A recently developed system for switching on the activity of genes could improve treatments for a broad range of neurological diseases. Esteban Engel, a researcher in viral neuroengineering in the Princeton Neuroscience Institute, and his team have developed new gene promoters—which act like switches to turn on gene expression—that promise to broaden the ability to deliver large genes and keep them active for long periods of time.
The research was published online this week in the journal Molecular Therapy: Methods & Clinical Development.
The team is developing these genetic switches for use in gene therapy, the practice of delivering new genes to replace or assist ones that are faulty. Gene therapy is a promising strategy for many diseases, including disorders that involve the brain, such as Parkinson’s disease and Alzheimer’s disease.

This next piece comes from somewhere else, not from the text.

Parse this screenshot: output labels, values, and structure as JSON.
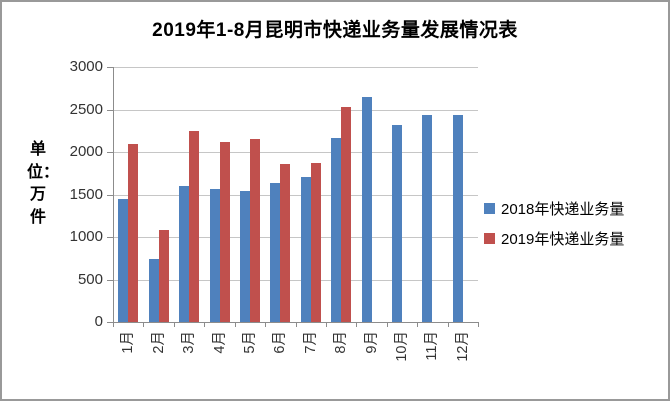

To carry genes into cells, scientists take advantage of the fact that viruses come equipped with the machinery to gain entry to cells. Over the years, scientists have engineered viruses to deliver genes in ways that are safe and don’t cause disease. One of the viruses commonly used for this is the relatively harmless adeno-associated virus (AAV).
Engel and his team created new gene promoters that turn on genes after they have been transported into neurons—the cells of the brain and nervous system. The team designed their promoters by adopting attributes of promoters found in another class of viruses, the herpes viruses, which persist for years in the body by establishing a chronic infection in the nervous system.
The team’s engineered promoters occupy far less space than existing promoters used in gene therapy, allowing the transport of larger genes or multiple genes. The new promoters are also long-lasting, being less prone to repression or inactivation than most common promoters, so the therapeutic genes are active for long periods of time. These new promoters work with AAV as well as other viral and non-viral gene-delivery systems.
“These new promoters will allow us to deliver larger genes or multiple small genes,” Engel said, “and the genes can remain active for as long as they are needed.”